For any business to be successful the name of that business must be kept in the public view. The large red van with the firms name J. E. Hollands & Sons displayed boldly on each side, was worth at least £5 a week in advertising value. There are many more ways of advertising other than the conventional ones. The family tried them all. At one time a pet white nosed monkey named “Coco” was taken to the shop for a day. Coco was a great attraction, in fact so many people came to look at her doing “aerobatics” in the shop window that they overflowed into the road and caused a traffic hold up. Coco thought it was all great fun, she was the centre of attention and had never been given so many sweets and buns, unfortunately the proceedings were brought to a swift conclusion when the excitement and food became too much for her system to take, she was sitting on a record player deck, spinning her self round with one hand and clutching a sticky bun in the other, being sick and wetting herself at the same time. The affair had not gone off exactly as planned but the result was the same, the shop was the talk of the town again!

The Television Shop at 55 Cinque Ports Street. Drawn from memory by Paul Vincent
The Television Shop at 55 Cinque Ports Street. Drawn from memory by Paul Vincent

As the year progressed the business went from strength to strength. The little shop bulged at the seams with stock. Tape recorders, Radios, Transistors, Electric Irons, Toasters, Razors, Washing Machines, Fridges, Spin Dryers as well.

Display was fast becoming impossible, but what could be done? Jim Snr. had another brain wave, The large Restaurant opposite the shop was opened only during the summer holiday season. From Whitsun to September. The ‘super salesman approached the owner, Fred Taylor, and talked him into letting the building during the Winter months. It was a good arrangement for him, the rent was paid in advance and Jim agreed to be out of the building in good time to prepare it for opening as a Restaurant for the 1961 season. It was a brilliant arrangement for the firm, they could look forward to Christmas in a huge showroom. Stock was ordered from every available supplier, and a new line was introduced – Records.

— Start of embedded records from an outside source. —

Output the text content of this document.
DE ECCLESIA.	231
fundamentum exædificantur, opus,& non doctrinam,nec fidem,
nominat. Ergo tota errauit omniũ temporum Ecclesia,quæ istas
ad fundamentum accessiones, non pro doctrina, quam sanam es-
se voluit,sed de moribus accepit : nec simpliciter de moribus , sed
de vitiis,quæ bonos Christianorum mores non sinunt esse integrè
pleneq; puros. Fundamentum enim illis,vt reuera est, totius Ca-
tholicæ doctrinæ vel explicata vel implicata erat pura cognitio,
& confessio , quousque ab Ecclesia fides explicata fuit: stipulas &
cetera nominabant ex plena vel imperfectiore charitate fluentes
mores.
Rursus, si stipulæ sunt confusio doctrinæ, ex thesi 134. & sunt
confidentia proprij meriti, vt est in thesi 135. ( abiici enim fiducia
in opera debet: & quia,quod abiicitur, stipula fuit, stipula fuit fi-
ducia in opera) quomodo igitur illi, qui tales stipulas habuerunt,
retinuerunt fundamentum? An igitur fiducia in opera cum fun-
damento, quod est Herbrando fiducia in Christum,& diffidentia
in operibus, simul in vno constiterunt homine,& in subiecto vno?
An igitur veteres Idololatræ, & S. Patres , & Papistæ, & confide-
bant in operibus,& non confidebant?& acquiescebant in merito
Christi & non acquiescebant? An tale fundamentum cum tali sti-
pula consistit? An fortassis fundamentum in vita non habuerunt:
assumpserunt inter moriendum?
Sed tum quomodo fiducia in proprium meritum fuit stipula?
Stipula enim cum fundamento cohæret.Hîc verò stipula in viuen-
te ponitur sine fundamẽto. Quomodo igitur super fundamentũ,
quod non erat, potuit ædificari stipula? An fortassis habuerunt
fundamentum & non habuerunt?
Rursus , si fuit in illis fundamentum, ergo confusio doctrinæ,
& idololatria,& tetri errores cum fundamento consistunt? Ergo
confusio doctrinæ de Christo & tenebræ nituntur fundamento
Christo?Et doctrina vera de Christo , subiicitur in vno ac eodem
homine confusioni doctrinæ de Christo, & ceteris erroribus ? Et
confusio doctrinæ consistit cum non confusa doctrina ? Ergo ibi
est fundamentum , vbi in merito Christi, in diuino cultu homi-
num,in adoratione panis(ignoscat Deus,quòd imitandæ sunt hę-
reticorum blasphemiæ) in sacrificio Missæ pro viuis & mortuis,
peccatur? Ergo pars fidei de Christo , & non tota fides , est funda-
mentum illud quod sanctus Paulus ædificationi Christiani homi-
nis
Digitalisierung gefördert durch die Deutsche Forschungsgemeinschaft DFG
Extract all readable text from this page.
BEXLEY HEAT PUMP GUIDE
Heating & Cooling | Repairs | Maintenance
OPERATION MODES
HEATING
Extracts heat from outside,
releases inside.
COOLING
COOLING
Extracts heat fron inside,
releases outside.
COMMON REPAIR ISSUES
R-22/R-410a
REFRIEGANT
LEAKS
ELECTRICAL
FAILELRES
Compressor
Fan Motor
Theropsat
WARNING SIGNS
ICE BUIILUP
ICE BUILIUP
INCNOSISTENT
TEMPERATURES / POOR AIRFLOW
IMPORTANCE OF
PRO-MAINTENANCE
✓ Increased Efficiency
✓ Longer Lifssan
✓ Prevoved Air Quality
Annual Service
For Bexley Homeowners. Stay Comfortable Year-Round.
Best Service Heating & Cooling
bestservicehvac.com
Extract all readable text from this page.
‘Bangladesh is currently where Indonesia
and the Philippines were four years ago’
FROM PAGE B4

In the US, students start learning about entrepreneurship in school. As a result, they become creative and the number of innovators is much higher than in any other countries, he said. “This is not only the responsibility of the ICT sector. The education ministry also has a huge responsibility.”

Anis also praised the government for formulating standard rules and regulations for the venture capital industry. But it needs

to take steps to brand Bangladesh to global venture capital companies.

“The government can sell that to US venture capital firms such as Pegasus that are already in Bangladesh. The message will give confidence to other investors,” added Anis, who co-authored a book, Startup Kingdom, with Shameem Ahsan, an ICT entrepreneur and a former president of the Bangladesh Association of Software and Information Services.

Insurance of the valuable stock now became a problem. The Restaurant was not designed for this new use and before they would cover stock against theft the insurance companies demanded that special locks, bars on windows and a burglar alarm be fitted. This would have cost far too much in view of the very temporary nature of the venture, so it was decided to cover the stock for fire only and mount a guard on the premises each night. They took turns to sleep in the shop. Robert, Clive Wall and the two Jims took it in turns on a three day shift basis. Each one of them had their own “burglar dissuader” to protect them against intruders. Both Jim’s favoured a television table leg, Clive took his air rifle for his turn of duty and Robert, who was a keen fisherman, took with him a “priest”, a truncheon shaped implement covered at its top by a thick layer of lead. Fortunately Robert never had to “baptise” any intruders or I fear they would never have had the opportunity to repent their sins.

The Television Man
The Television Man

For some reason they overlooked to tell the police of their night watchman scheme, with rather an amusing consequence. One night as Young Jim lay on the bed in the prepared cubicle at the rear of the shop, he heard a noise at the window which was right by the bed. On investigation he saw a policeman outside of the window having a quiet smoke. Standing up until his head was in line with the open fanlight, his mouth was no more than six inches from the poor chaps ear, “Put that cigarette out constable!”…. P.C. Hunt almost collapsed on the spot. Young Jim had to invite him in for a cup of tea to steady his nerves. “I thought it was the Sergeant,” was all the constable could say.

The next night Jim Snr. was on duty. At 2 a.m. there was a hell of a bang on the window followed by an alarming crashing sound. He leapt out of bed like a scalded cat in time to see a Bobby emptying a dustbin full of tin cans in the alley way outside. It was the policeman’s way of getting his own back, unfortunately he had picked the wrong night. Not only was it a different night watchman in residence but the sergeant was standing behind him!